Ohio’s process involves a three-part test that starts with voters who haven’t cast ballots in two years, then fail to respond to a notice trying to verify their address, and then fail to vote for an additional period of two federal elections.
As a result, the Justice Department said, “Registrants who are removed in part because they failed to respond to an address-verification notice are not removed solely for nonvoting.”
The Supreme Court said in May it would hear the case. The Justice Department declined to comment.
Civil liberties groups are challenging the state’s program for removing thousands of people from voter rolls based on their decision not to vote in recent elections. Those groups say Ohio was unfairly disenfranchising eligible Ohio voters.
The American Civil Liberties Union of Ohio and the New York-based public advocacy group Demos sued Republican Secretary of State Jon Husted over the practice. The 6th U.S. Circuit Court of Appeals in Cincinnati ruled last year that the process violates the national voting law.
Following that decision, a federal district court entered an injunction for the November 2016 presidential election that allowed more than 7,500 Ohio voters to cast a ballot.

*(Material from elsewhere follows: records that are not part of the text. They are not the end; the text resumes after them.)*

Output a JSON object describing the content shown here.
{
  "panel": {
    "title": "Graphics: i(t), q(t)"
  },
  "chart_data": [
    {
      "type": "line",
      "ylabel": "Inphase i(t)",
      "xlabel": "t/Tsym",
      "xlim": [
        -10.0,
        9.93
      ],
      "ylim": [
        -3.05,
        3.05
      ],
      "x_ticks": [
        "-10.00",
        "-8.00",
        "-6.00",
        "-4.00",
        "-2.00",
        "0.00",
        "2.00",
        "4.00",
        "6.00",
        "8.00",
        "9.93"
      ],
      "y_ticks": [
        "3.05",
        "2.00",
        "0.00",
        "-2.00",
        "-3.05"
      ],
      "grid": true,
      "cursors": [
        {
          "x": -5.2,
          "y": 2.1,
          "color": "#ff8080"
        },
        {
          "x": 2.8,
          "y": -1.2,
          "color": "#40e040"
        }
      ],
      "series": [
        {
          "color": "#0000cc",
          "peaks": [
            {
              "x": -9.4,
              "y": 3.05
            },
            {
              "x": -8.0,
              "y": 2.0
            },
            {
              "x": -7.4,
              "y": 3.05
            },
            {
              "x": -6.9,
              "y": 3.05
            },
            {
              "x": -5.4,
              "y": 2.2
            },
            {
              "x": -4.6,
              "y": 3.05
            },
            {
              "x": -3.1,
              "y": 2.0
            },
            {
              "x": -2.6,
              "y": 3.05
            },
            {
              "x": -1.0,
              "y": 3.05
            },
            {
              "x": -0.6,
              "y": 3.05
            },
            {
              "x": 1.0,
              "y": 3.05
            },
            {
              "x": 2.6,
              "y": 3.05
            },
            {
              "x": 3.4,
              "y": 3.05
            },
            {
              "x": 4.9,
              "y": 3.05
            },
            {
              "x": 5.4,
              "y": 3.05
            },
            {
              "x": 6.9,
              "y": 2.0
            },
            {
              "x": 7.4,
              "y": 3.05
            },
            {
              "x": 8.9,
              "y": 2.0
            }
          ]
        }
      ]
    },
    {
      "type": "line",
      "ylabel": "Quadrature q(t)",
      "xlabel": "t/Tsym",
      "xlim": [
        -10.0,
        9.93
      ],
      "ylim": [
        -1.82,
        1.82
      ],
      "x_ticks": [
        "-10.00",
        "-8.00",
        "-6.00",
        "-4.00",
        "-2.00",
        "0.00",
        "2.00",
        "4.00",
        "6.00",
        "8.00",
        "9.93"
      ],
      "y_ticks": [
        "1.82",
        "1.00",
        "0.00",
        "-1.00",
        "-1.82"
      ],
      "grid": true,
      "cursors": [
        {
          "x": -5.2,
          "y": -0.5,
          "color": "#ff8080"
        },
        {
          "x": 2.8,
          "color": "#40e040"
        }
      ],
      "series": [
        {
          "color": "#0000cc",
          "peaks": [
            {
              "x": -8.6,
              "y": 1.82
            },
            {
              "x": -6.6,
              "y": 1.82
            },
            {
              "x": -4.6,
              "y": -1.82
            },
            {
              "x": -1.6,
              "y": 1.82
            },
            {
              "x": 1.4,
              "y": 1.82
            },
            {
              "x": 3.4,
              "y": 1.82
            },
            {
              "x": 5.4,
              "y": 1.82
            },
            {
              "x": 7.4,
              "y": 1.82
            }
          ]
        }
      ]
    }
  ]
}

The ACLU called the Justice Department’s decision disappointing, saying the agency has consistently rejected the notion of purging people from rolls just for voting infrequently.
“We have a Justice Department that’s supposed to be protecting and expanding people’s ability to vote,” Mike Brickner, senior policy director for the agency’s Ohio chapter, said Tuesday. “By allowing these types of purges, that will mean people who are eligible to vote will have their registration suspended.”
Husted welcomed the Justice Department’s position. Several other groups, including former attorneys with the Justice Department’s Civil Rights division and attorneys general from 17 states, have adopted the same position, Husted said.
“This case is about maintaining the integrity of our elections, something that will be harder to do if elections officials are not be able to properly maintain the voter rolls,” said Husted, who is running for governor next year.